看到是陸長空,他臉上的皺紋似乎都舒展開來,嘴角帶著笑意道:“領主大人!”
兩人進入屋內,坐在寬敞的客廳中。
陸長空接過公輸翼遞來的熱茶,輕抿一口,微笑道:“先生不必多禮,我今日前來,是有事相詢。”
對於奉天城未來的裝備鍛造,陸長空基本上把希望都寄托於眼前的公輸翼身上了。
而機關術,目前自己還未有過多的條件去滿足公輸翼。
陸長空決定在七日終焉結束後,就專門為公輸翼搭建一個研究機關術的場地。
公輸翼聞言,恭敬地回答道:“領主大人言重了,能為您效勞,是老朽的榮幸。”
陸長空也不拐彎抹角,直接開門見山地說道:“先生的機關術精妙絕倫,我與眾將士均已親眼目睹。”
“但除此之外,我還聽聞先生是一位能夠鍛造天階裝備的鍛造大師。”
“不知先生手中是否藏有幾件珍稀的裝備鍛造圖紙?”
聽到陸長空的話,公輸翼劇變的臉色先是一愣,隨後雙眼中便是露出一抹複雜的神色。
而這細微神色的變化,卻是被陸長空看在眼中。
“莫非先生有何難處?”
“先生不必顧慮,我並非不講道理之人。若這些圖紙真有什麽避諱之處,我也不會強求先生。”
看到了公輸翼那抹很難被一般人察覺的神色後。
陸長空便是擺出一副理解的姿態。
他清楚,在這個世界上,許多珍稀的鍛造圖紙都伴隨著一些不為人知的秘密或者禁忌。
但裝備圖紙不可能不要!
遙想當年大耳賊,以“仁德”打江山,陸長空便依葫蘆畫瓢。
公輸翼聞言,眼中閃過一絲感激,他深吸了一口氣,緩緩開口:“領主大人,您所提到的裝備圖紙,老朽的確擁有幾件。

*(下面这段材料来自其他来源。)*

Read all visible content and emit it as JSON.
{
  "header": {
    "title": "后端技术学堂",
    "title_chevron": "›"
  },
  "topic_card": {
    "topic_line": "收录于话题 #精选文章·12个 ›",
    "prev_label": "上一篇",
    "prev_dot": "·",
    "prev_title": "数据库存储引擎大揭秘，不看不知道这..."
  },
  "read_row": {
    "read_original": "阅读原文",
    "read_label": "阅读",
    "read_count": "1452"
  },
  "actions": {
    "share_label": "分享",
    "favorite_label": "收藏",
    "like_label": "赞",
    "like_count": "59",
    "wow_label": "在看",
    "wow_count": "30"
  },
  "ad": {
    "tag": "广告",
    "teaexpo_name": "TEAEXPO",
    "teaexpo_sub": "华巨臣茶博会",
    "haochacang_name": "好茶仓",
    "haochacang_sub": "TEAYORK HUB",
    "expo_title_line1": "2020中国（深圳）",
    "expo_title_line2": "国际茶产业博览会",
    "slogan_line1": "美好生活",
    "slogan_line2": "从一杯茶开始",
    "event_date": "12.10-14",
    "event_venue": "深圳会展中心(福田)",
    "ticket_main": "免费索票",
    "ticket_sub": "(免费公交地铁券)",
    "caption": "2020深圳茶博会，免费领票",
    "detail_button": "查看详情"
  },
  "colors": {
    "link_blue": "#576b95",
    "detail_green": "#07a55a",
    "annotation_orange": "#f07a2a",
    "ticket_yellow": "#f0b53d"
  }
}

但……”
陸長空心中一動,似乎嗅到了一絲轉機。
“然而,領主大人或許不知,倘若您根據我所擁有的圖紙鍛造出裝備,恐怕會給您帶來不小的麻煩。”
“麻煩?此言何解?”陸長空略感困惑,不由地問道。
公輸翼微微歎息,他緩緩放下手中的茶杯,雙眼直視陸長空,眼中閃爍著複雜的情緒。
他緩緩道:“領主大人,您可曾聽說過工匠祖師魯班的大名?”
“魯班?這暴亂大陸竟然也有這位傳奇人物的存在?”陸長空心中震驚,脫口而出。
“在藍星,魯班被譽為建築和木匠的鼻祖,他的技藝與智慧無人能及。”
陸長空輕輕點頭。
“莫非?”
公輸翼點頭,繼續道:“領主大人所言極是。而魯班,亦稱公輸班,正是在下所屬的公輸家族的始祖。在下正是公輸家族的傳人。”

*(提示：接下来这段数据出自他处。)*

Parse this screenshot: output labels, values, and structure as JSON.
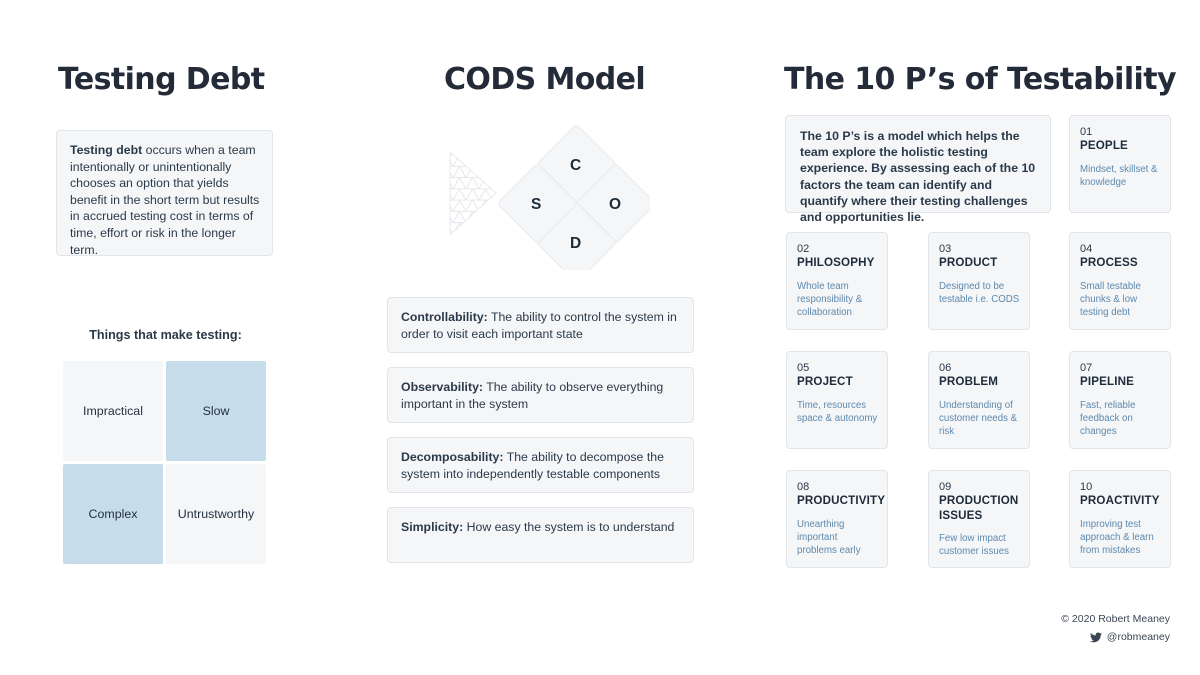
{
  "columns": {
    "testing_debt": {
      "title": "Testing Debt",
      "definition_lead": "Testing debt",
      "definition_rest": " occurs when a team intentionally or unintentionally chooses an option that yields benefit in the short term but results in accrued testing cost in terms of time, effort or risk in the longer term.",
      "quadrant_label": "Things that make testing:",
      "quadrants": [
        {
          "label": "Impractical",
          "tone": "light"
        },
        {
          "label": "Slow",
          "tone": "blue"
        },
        {
          "label": "Complex",
          "tone": "blue"
        },
        {
          "label": "Untrustworthy",
          "tone": "light"
        }
      ]
    },
    "cods": {
      "title": "CODS Model",
      "diamonds": [
        {
          "letter": "C",
          "position": "top"
        },
        {
          "letter": "O",
          "position": "right"
        },
        {
          "letter": "D",
          "position": "bottom"
        },
        {
          "letter": "S",
          "position": "left"
        }
      ],
      "items": [
        {
          "term": "Controllability:",
          "text": " The ability to control the system in order to visit each important state"
        },
        {
          "term": "Observability:",
          "text": " The ability to observe everything important in the system"
        },
        {
          "term": "Decomposability:",
          "text": " The ability to decompose the system into independently testable components"
        },
        {
          "term": "Simplicity:",
          "text": " How easy the system is to understand"
        }
      ]
    },
    "ten_ps": {
      "title": "The 10 P’s of Testability",
      "intro": "The 10 P’s is a model which helps the team explore the holistic testing experience. By assessing each of the 10 factors the team can identify and quantify where their testing challenges and opportunities lie.",
      "cards": [
        {
          "num": "01",
          "name": "PEOPLE",
          "desc": "Mindset, skillset & knowledge"
        },
        {
          "num": "02",
          "name": "PHILOSOPHY",
          "desc": "Whole team responsibility & collaboration"
        },
        {
          "num": "03",
          "name": "PRODUCT",
          "desc": "Designed to be testable i.e. CODS"
        },
        {
          "num": "04",
          "name": "PROCESS",
          "desc": "Small testable chunks & low testing debt"
        },
        {
          "num": "05",
          "name": "PROJECT",
          "desc": "Time, resources space & autonomy"
        },
        {
          "num": "06",
          "name": "PROBLEM",
          "desc": "Understanding of customer needs & risk"
        },
        {
          "num": "07",
          "name": "PIPELINE",
          "desc": "Fast, reliable feedback on changes"
        },
        {
          "num": "08",
          "name": "PRODUCTIVITY",
          "desc": "Unearthing important problems early"
        },
        {
          "num": "09",
          "name": "PRODUCTION ISSUES",
          "desc": "Few low impact customer issues"
        },
        {
          "num": "10",
          "name": "PROACTIVITY",
          "desc": "Improving test approach & learn from mistakes"
        }
      ]
    }
  },
  "footer": {
    "copyright": "© 2020 Robert Meaney",
    "twitter_icon": "twitter-bird-icon",
    "handle": "@robmeaney"
  },
  "colors": {
    "background": "#ffffff",
    "panel_fill": "#f4f6f8",
    "panel_border": "#e2e6ea",
    "accent_blue": "#c6dcea",
    "sub_text_blue": "#5e89ae",
    "heading": "#242b38",
    "body_text": "#2b3a4a"
  }
}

陸長空聞言,心神大震,對公輸翼的身份有了全新的認識。
他原本以為公輸翼只是一位天賦異稟但尚未被發掘的5星英雄。
現在看來,公輸翼的5星品質背後有著更為深厚的底蘊。
盡管陸長空還不清楚這暴亂大陸的魯班與藍星的魯班之間有何聯系。
但從藍星流傳下來的關於魯班的傳說,他深知魯班在機關術上的造詣已經達到了登峰造極的境界。

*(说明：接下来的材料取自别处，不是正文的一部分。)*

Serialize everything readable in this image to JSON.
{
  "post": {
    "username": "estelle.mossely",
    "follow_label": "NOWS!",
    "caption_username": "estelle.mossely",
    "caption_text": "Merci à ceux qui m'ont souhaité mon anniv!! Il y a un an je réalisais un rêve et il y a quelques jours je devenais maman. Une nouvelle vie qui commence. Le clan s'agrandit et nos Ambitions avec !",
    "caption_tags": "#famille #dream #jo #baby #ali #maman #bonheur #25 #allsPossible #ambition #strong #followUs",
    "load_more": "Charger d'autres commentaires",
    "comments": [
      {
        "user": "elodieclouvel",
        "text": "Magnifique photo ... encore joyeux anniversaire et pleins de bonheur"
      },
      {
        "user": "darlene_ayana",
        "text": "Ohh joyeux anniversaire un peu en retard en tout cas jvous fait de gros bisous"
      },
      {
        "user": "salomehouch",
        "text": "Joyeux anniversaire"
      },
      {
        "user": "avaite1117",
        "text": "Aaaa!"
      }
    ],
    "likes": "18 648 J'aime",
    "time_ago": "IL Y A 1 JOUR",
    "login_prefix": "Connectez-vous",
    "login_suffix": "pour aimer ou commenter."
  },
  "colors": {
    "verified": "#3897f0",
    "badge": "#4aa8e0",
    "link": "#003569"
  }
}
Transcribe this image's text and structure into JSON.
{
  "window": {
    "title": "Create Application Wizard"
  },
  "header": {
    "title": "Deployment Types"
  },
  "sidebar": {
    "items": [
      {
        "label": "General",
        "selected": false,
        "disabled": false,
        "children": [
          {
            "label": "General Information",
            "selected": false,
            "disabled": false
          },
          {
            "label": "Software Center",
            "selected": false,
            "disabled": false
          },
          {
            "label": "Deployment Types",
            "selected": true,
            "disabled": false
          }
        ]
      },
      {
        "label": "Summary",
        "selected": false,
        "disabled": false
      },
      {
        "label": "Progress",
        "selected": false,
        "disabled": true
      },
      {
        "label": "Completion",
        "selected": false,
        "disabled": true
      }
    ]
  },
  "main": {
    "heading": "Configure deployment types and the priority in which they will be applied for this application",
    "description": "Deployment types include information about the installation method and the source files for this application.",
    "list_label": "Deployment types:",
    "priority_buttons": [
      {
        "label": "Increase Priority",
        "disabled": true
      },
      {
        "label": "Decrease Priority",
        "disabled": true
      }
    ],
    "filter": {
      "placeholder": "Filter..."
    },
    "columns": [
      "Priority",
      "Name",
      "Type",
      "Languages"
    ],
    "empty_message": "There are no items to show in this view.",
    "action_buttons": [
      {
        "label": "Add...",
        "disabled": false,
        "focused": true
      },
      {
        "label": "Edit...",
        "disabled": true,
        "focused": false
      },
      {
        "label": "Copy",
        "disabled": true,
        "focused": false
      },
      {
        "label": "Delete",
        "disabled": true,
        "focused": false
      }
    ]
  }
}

而在暴亂大陸這個充滿“玄氣”、“神魂”甚至未知“神力”的地方,公輸家族的機關術恐怕更加恐怖。
公輸翼出身於如此精通機關術的家族,從小自然耳熏目染,所以才會精通機關術。
“我們公輸家雖以機關術揚名,但這並非公輸家族一家的特權。”
“莫非是墨家?”
陸長空脫口而出,他在藍星時便知曉公輸家與墨家之間的恩怨糾葛。
“領主大人果然見識廣博!”
公輸翼也是沒想到年紀尚輕的陸長空會知曉他們兩家之間的事情。
“由於我們兩家在機關術上的理解各有獨到之處。”
“當時公輸家族的族長與墨家的族長便決定共同分享各自家族的機關術,以求共同進步。”
“最初,由於兩大家族的文化深入交融,他們共同研究出了眾多前所未見的機關設計,每一項都充滿了新奇與創意。”
“經過不懈的努力與探索,他們甚至成功製造出了能夠比肩人類武宗境強者的機關獸,這一成就令兩大家族都倍感驕傲。”
陸長空不禁感慨機關術的恐怖,竟然能造出與連人類武宗境實力的強者媲美的機關獸。
“然而,好景不長,在為機關獸配備裝備時,兩大家族產生了巨大的分歧。”
“兩大家族雖為機關世家,但對於裝備鍛造的功夫絲毫不遜色於任何鍛造大師!”
陸長空對此深信不疑,造出一隻機關獸的難度絲毫不遜色鍛造出一件裝備!
“墨家擁有一套由天階裝備組成的‘非攻套裝’。”
“而公輸家則擁有一套天階裝備組成的‘戮伐套裝’。”
公輸翼說到這裡, 雙眼之中閃過一絲自豪,但很快又被一絲陰霾所覆蓋。
“這兩套裝備都是各自祖師長久以來研究與鍛造的結晶。”
“兩大家族都想要將自家的裝備作為機關獸的配備,互不相讓,最終竟至反目成仇。”
陸長空聽到這裡,不禁唏噓不已。
他沒想到,這兩個以機關術聞名的家族,竟然會因為這樣的原因而分道揚鑣。
“那後來呢?”陸長空忍不住追問道。
公輸翼歎了口氣,繼續說道:“後來,兩大家族便展開了激烈的爭鬥,機關術與機關獸都被用於戰場之上,死傷無數。”
“最終,在一場決定性的大戰中,兩大家族都付出了慘重的代價。”
“公輸家族的戮伐套裝被毀,而墨家的巨子套裝也下落不明。”
“自那以後,兩大家族便徹底決裂,互相視為仇敵。”
聽完公輸翼的講述,陸長空心中感慨萬千。
他沒想到這兩個機關術世家之間竟然有著如此深重的恩怨。
“墨家又趁機聯合其余幾家勢力合力打壓公輸家。”
“如今的公輸家族,已經是奄奄一息了。”
“若是使用老朽手中的裝備圖紙,怕是會給大人帶來墨家的報復!”
“奉天城的實力縱然不凡,但比起墨家以及其余眾家,實力還是相差太大。”
陸長空沉思片刻,然後試探性地問道:“那先生手中的裝備圖紙,便是那戮伐套裝的一部分嗎?”
公輸翼一愣,他沒想到陸長空還沒放棄。